Untitled

solving the equation \(x^2 + \sqrt{p} x+q=0 yields \Delta= p-4q\)

the equation has at least one real solution if Delta>=0 meaning p>=4q so q has to be from -b to p/4 thus the probability is
\( \frac{b+p/4}{2b} =1/2 + \frac{p}{4b}   \)

thus \( dP = \frac{dp}{a}( 1/2 + \frac{p}{4b} )  \)

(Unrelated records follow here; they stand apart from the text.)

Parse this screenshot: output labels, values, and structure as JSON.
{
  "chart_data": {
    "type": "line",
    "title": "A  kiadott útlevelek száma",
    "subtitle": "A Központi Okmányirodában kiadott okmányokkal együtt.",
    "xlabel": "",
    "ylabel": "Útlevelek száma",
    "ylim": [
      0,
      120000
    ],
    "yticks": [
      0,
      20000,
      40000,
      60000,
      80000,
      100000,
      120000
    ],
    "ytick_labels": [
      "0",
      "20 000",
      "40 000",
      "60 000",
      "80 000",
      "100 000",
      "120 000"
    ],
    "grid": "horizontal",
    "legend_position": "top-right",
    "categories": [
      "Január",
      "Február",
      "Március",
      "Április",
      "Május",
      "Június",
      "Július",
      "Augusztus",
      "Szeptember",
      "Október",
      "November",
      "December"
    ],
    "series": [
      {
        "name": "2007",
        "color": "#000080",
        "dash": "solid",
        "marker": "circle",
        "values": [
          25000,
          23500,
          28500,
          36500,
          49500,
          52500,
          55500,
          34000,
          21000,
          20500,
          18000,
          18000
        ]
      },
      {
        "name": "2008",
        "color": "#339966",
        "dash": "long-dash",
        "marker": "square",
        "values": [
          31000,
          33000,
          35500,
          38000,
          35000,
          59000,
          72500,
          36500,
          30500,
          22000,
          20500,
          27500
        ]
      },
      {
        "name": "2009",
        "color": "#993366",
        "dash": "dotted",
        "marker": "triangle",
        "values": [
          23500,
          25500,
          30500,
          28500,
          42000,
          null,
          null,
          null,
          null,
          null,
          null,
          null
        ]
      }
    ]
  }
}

 \(P =  ∫^{min(4b,a)}_0  \frac{dp}{a}( 1/2 + \frac{p}{4b} ) +∫^{a}_{min(4b,a)}  \frac{dp}{a}  \)

\( = [\frac{p}{2a}+ \frac{p^2}{16ba}]^{min(4b,a)}_0 + [\frac{p}{a} ]^{a}_{min(4b,a)} \)

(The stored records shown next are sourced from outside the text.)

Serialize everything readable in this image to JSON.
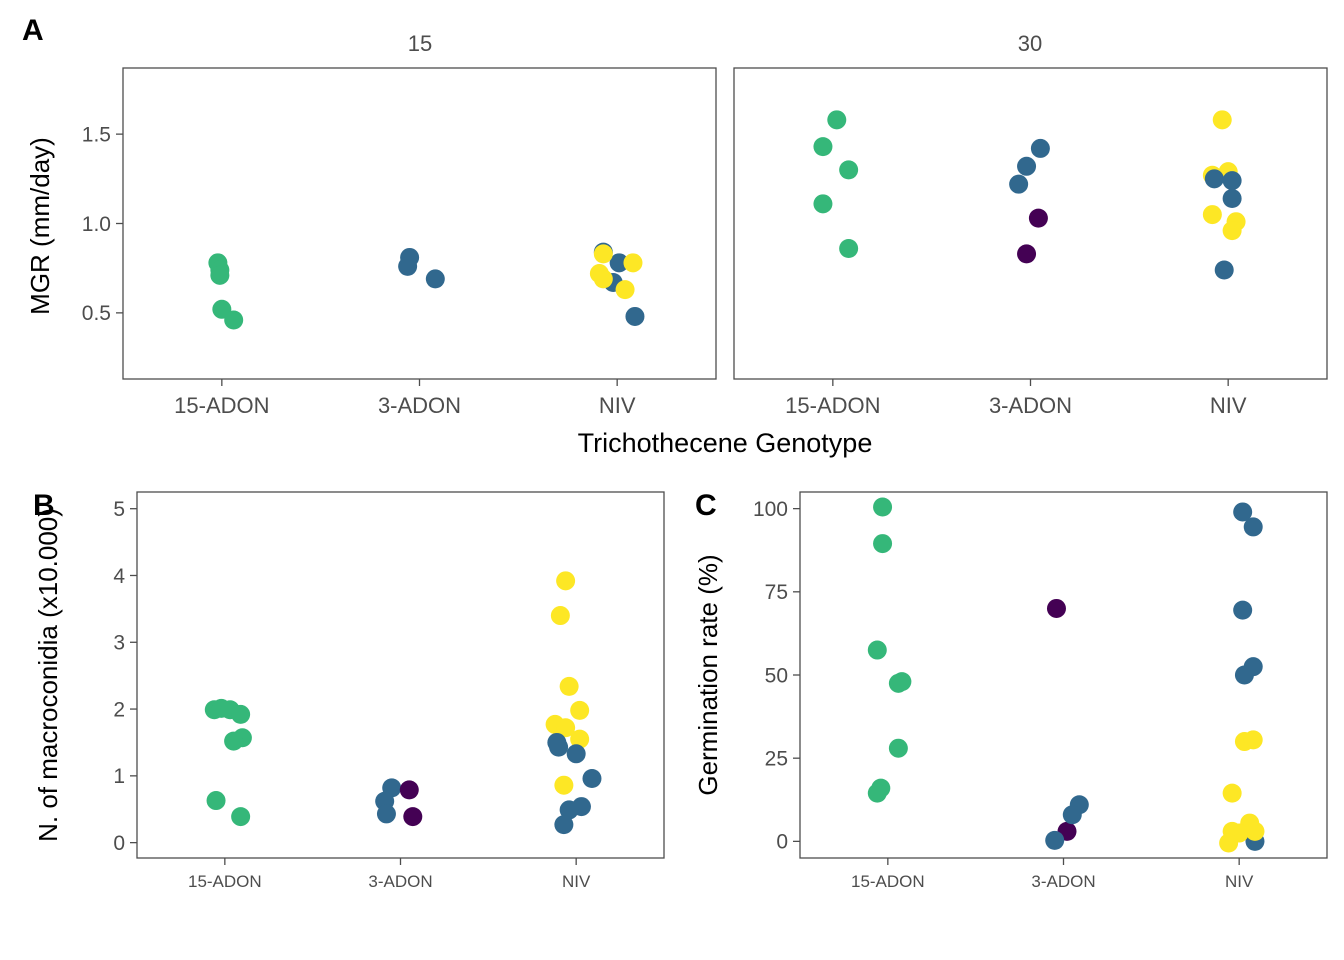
{
  "colors": {
    "15-ADON": "#35B779",
    "3-ADON": "#31688E",
    "NIV": "#FDE725",
    "other": "#440154",
    "axis": "#4d4d4d",
    "frame": "#4d4d4d"
  },
  "panel_tags": {
    "a": "A",
    "b": "B",
    "c": "C"
  },
  "chart_data": [
    {
      "id": "A",
      "type": "scatter",
      "facets": [
        "15",
        "30"
      ],
      "categories": [
        "15-ADON",
        "3-ADON",
        "NIV"
      ],
      "xlabel": "Trichothecene Genotype",
      "ylabel": "MGR (mm/day)",
      "ylim": [
        0.13,
        1.87
      ],
      "yticks": [
        0.5,
        1.0,
        1.5
      ],
      "ytick_labels": [
        "0.5",
        "1.0",
        "1.5"
      ],
      "grid": false,
      "points": [
        {
          "facet": "15",
          "x": "15-ADON",
          "offset": -0.02,
          "y": 0.78,
          "group": "15-ADON"
        },
        {
          "facet": "15",
          "x": "15-ADON",
          "offset": -0.01,
          "y": 0.74,
          "group": "15-ADON"
        },
        {
          "facet": "15",
          "x": "15-ADON",
          "offset": -0.01,
          "y": 0.71,
          "group": "15-ADON"
        },
        {
          "facet": "15",
          "x": "15-ADON",
          "offset": 0.0,
          "y": 0.52,
          "group": "15-ADON"
        },
        {
          "facet": "15",
          "x": "15-ADON",
          "offset": 0.06,
          "y": 0.46,
          "group": "15-ADON"
        },
        {
          "facet": "15",
          "x": "3-ADON",
          "offset": -0.05,
          "y": 0.81,
          "group": "3-ADON"
        },
        {
          "facet": "15",
          "x": "3-ADON",
          "offset": -0.06,
          "y": 0.76,
          "group": "3-ADON"
        },
        {
          "facet": "15",
          "x": "3-ADON",
          "offset": 0.08,
          "y": 0.69,
          "group": "3-ADON"
        },
        {
          "facet": "15",
          "x": "NIV",
          "offset": -0.07,
          "y": 0.84,
          "group": "3-ADON"
        },
        {
          "facet": "15",
          "x": "NIV",
          "offset": 0.01,
          "y": 0.78,
          "group": "3-ADON"
        },
        {
          "facet": "15",
          "x": "NIV",
          "offset": -0.02,
          "y": 0.67,
          "group": "3-ADON"
        },
        {
          "facet": "15",
          "x": "NIV",
          "offset": 0.09,
          "y": 0.48,
          "group": "3-ADON"
        },
        {
          "facet": "15",
          "x": "NIV",
          "offset": -0.07,
          "y": 0.83,
          "group": "NIV"
        },
        {
          "facet": "15",
          "x": "NIV",
          "offset": 0.08,
          "y": 0.78,
          "group": "NIV"
        },
        {
          "facet": "15",
          "x": "NIV",
          "offset": -0.09,
          "y": 0.72,
          "group": "NIV"
        },
        {
          "facet": "15",
          "x": "NIV",
          "offset": -0.07,
          "y": 0.69,
          "group": "NIV"
        },
        {
          "facet": "15",
          "x": "NIV",
          "offset": 0.04,
          "y": 0.63,
          "group": "NIV"
        },
        {
          "facet": "30",
          "x": "15-ADON",
          "offset": 0.02,
          "y": 1.58,
          "group": "15-ADON"
        },
        {
          "facet": "30",
          "x": "15-ADON",
          "offset": -0.05,
          "y": 1.43,
          "group": "15-ADON"
        },
        {
          "facet": "30",
          "x": "15-ADON",
          "offset": 0.08,
          "y": 1.3,
          "group": "15-ADON"
        },
        {
          "facet": "30",
          "x": "15-ADON",
          "offset": -0.05,
          "y": 1.11,
          "group": "15-ADON"
        },
        {
          "facet": "30",
          "x": "15-ADON",
          "offset": 0.08,
          "y": 0.86,
          "group": "15-ADON"
        },
        {
          "facet": "30",
          "x": "3-ADON",
          "offset": 0.05,
          "y": 1.42,
          "group": "3-ADON"
        },
        {
          "facet": "30",
          "x": "3-ADON",
          "offset": -0.02,
          "y": 1.32,
          "group": "3-ADON"
        },
        {
          "facet": "30",
          "x": "3-ADON",
          "offset": -0.06,
          "y": 1.22,
          "group": "3-ADON"
        },
        {
          "facet": "30",
          "x": "3-ADON",
          "offset": 0.04,
          "y": 1.03,
          "group": "other"
        },
        {
          "facet": "30",
          "x": "3-ADON",
          "offset": -0.02,
          "y": 0.83,
          "group": "other"
        },
        {
          "facet": "30",
          "x": "NIV",
          "offset": -0.08,
          "y": 1.27,
          "group": "NIV"
        },
        {
          "facet": "30",
          "x": "NIV",
          "offset": 0.0,
          "y": 1.29,
          "group": "NIV"
        },
        {
          "facet": "30",
          "x": "NIV",
          "offset": -0.03,
          "y": 1.58,
          "group": "NIV"
        },
        {
          "facet": "30",
          "x": "NIV",
          "offset": -0.08,
          "y": 1.05,
          "group": "NIV"
        },
        {
          "facet": "30",
          "x": "NIV",
          "offset": 0.04,
          "y": 1.01,
          "group": "NIV"
        },
        {
          "facet": "30",
          "x": "NIV",
          "offset": 0.02,
          "y": 0.96,
          "group": "NIV"
        },
        {
          "facet": "30",
          "x": "NIV",
          "offset": -0.07,
          "y": 1.25,
          "group": "3-ADON"
        },
        {
          "facet": "30",
          "x": "NIV",
          "offset": 0.02,
          "y": 1.24,
          "group": "3-ADON"
        },
        {
          "facet": "30",
          "x": "NIV",
          "offset": 0.02,
          "y": 1.14,
          "group": "3-ADON"
        },
        {
          "facet": "30",
          "x": "NIV",
          "offset": -0.02,
          "y": 0.74,
          "group": "3-ADON"
        }
      ]
    },
    {
      "id": "B",
      "type": "scatter",
      "categories": [
        "15-ADON",
        "3-ADON",
        "NIV"
      ],
      "xlabel": "",
      "ylabel": "N. of macroconidia (x10.000)",
      "ylim": [
        -0.23,
        5.25
      ],
      "yticks": [
        0,
        1,
        2,
        3,
        4,
        5
      ],
      "ytick_labels": [
        "0",
        "1",
        "2",
        "3",
        "4",
        "5"
      ],
      "grid": false,
      "points": [
        {
          "x": "15-ADON",
          "offset": -0.06,
          "y": 1.99,
          "group": "15-ADON"
        },
        {
          "x": "15-ADON",
          "offset": -0.02,
          "y": 2.01,
          "group": "15-ADON"
        },
        {
          "x": "15-ADON",
          "offset": 0.03,
          "y": 1.99,
          "group": "15-ADON"
        },
        {
          "x": "15-ADON",
          "offset": 0.09,
          "y": 1.92,
          "group": "15-ADON"
        },
        {
          "x": "15-ADON",
          "offset": 0.1,
          "y": 1.57,
          "group": "15-ADON"
        },
        {
          "x": "15-ADON",
          "offset": 0.05,
          "y": 1.52,
          "group": "15-ADON"
        },
        {
          "x": "15-ADON",
          "offset": -0.05,
          "y": 0.63,
          "group": "15-ADON"
        },
        {
          "x": "15-ADON",
          "offset": 0.09,
          "y": 0.39,
          "group": "15-ADON"
        },
        {
          "x": "3-ADON",
          "offset": -0.05,
          "y": 0.82,
          "group": "3-ADON"
        },
        {
          "x": "3-ADON",
          "offset": -0.09,
          "y": 0.62,
          "group": "3-ADON"
        },
        {
          "x": "3-ADON",
          "offset": -0.08,
          "y": 0.43,
          "group": "3-ADON"
        },
        {
          "x": "3-ADON",
          "offset": 0.05,
          "y": 0.79,
          "group": "other"
        },
        {
          "x": "3-ADON",
          "offset": 0.07,
          "y": 0.39,
          "group": "other"
        },
        {
          "x": "NIV",
          "offset": -0.06,
          "y": 3.92,
          "group": "NIV"
        },
        {
          "x": "NIV",
          "offset": -0.09,
          "y": 3.4,
          "group": "NIV"
        },
        {
          "x": "NIV",
          "offset": -0.04,
          "y": 2.34,
          "group": "NIV"
        },
        {
          "x": "NIV",
          "offset": 0.02,
          "y": 1.98,
          "group": "NIV"
        },
        {
          "x": "NIV",
          "offset": -0.12,
          "y": 1.77,
          "group": "NIV"
        },
        {
          "x": "NIV",
          "offset": -0.06,
          "y": 1.72,
          "group": "NIV"
        },
        {
          "x": "NIV",
          "offset": 0.02,
          "y": 1.55,
          "group": "NIV"
        },
        {
          "x": "NIV",
          "offset": -0.07,
          "y": 0.86,
          "group": "NIV"
        },
        {
          "x": "NIV",
          "offset": -0.11,
          "y": 1.5,
          "group": "3-ADON"
        },
        {
          "x": "NIV",
          "offset": -0.1,
          "y": 1.43,
          "group": "3-ADON"
        },
        {
          "x": "NIV",
          "offset": 0.0,
          "y": 1.33,
          "group": "3-ADON"
        },
        {
          "x": "NIV",
          "offset": 0.09,
          "y": 0.96,
          "group": "3-ADON"
        },
        {
          "x": "NIV",
          "offset": 0.03,
          "y": 0.54,
          "group": "3-ADON"
        },
        {
          "x": "NIV",
          "offset": -0.04,
          "y": 0.49,
          "group": "3-ADON"
        },
        {
          "x": "NIV",
          "offset": -0.07,
          "y": 0.27,
          "group": "3-ADON"
        }
      ]
    },
    {
      "id": "C",
      "type": "scatter",
      "categories": [
        "15-ADON",
        "3-ADON",
        "NIV"
      ],
      "xlabel": "",
      "ylabel": "Germination rate (%)",
      "ylim": [
        -5,
        105
      ],
      "yticks": [
        0,
        25,
        50,
        75,
        100
      ],
      "ytick_labels": [
        "0",
        "25",
        "50",
        "75",
        "100"
      ],
      "grid": false,
      "points": [
        {
          "x": "15-ADON",
          "offset": -0.03,
          "y": 100.5,
          "group": "15-ADON"
        },
        {
          "x": "15-ADON",
          "offset": -0.03,
          "y": 89.5,
          "group": "15-ADON"
        },
        {
          "x": "15-ADON",
          "offset": -0.06,
          "y": 57.5,
          "group": "15-ADON"
        },
        {
          "x": "15-ADON",
          "offset": 0.06,
          "y": 47.5,
          "group": "15-ADON"
        },
        {
          "x": "15-ADON",
          "offset": 0.08,
          "y": 48,
          "group": "15-ADON"
        },
        {
          "x": "15-ADON",
          "offset": 0.06,
          "y": 28,
          "group": "15-ADON"
        },
        {
          "x": "15-ADON",
          "offset": -0.04,
          "y": 16,
          "group": "15-ADON"
        },
        {
          "x": "15-ADON",
          "offset": -0.06,
          "y": 14.5,
          "group": "15-ADON"
        },
        {
          "x": "3-ADON",
          "offset": -0.04,
          "y": 70,
          "group": "other"
        },
        {
          "x": "3-ADON",
          "offset": 0.02,
          "y": 3,
          "group": "other"
        },
        {
          "x": "3-ADON",
          "offset": 0.09,
          "y": 11,
          "group": "3-ADON"
        },
        {
          "x": "3-ADON",
          "offset": 0.05,
          "y": 8,
          "group": "3-ADON"
        },
        {
          "x": "3-ADON",
          "offset": -0.05,
          "y": 0.3,
          "group": "3-ADON"
        },
        {
          "x": "NIV",
          "offset": 0.02,
          "y": 99,
          "group": "3-ADON"
        },
        {
          "x": "NIV",
          "offset": 0.08,
          "y": 94.5,
          "group": "3-ADON"
        },
        {
          "x": "NIV",
          "offset": 0.02,
          "y": 69.5,
          "group": "3-ADON"
        },
        {
          "x": "NIV",
          "offset": 0.08,
          "y": 52.5,
          "group": "3-ADON"
        },
        {
          "x": "NIV",
          "offset": 0.03,
          "y": 50,
          "group": "3-ADON"
        },
        {
          "x": "NIV",
          "offset": 0.09,
          "y": 0,
          "group": "3-ADON"
        },
        {
          "x": "NIV",
          "offset": 0.03,
          "y": 30,
          "group": "NIV"
        },
        {
          "x": "NIV",
          "offset": 0.08,
          "y": 30.5,
          "group": "NIV"
        },
        {
          "x": "NIV",
          "offset": -0.04,
          "y": 14.5,
          "group": "NIV"
        },
        {
          "x": "NIV",
          "offset": 0.06,
          "y": 5.5,
          "group": "NIV"
        },
        {
          "x": "NIV",
          "offset": -0.04,
          "y": 3,
          "group": "NIV"
        },
        {
          "x": "NIV",
          "offset": 0.09,
          "y": 3,
          "group": "NIV"
        },
        {
          "x": "NIV",
          "offset": 0.0,
          "y": 2.5,
          "group": "NIV"
        },
        {
          "x": "NIV",
          "offset": -0.06,
          "y": -0.5,
          "group": "NIV"
        }
      ]
    }
  ]
}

note that if p>4q the probability for a given p is 1

if a<=4b then

\( P= [\frac{p}{2a}+ \frac{p^2}{16ba}]^{a}_0 =\frac{a}{2a}+ \frac{a^2}{16ab} - 0= \frac{1}{2}+ \frac{a}{16b}  \)

if a>4b then

\( P= [\frac{p}{2a}+ \frac{p^2}{16ba}]^{4b}_0 +\frac{a-4b}{a}     =\)

\(    -0 +\frac{4b}{2a}+ \frac{16b^2}{16ab}-0   +\frac{a-4b}{a}=1 -\frac{2b}{2a}=  1- \frac{b}{a}  \)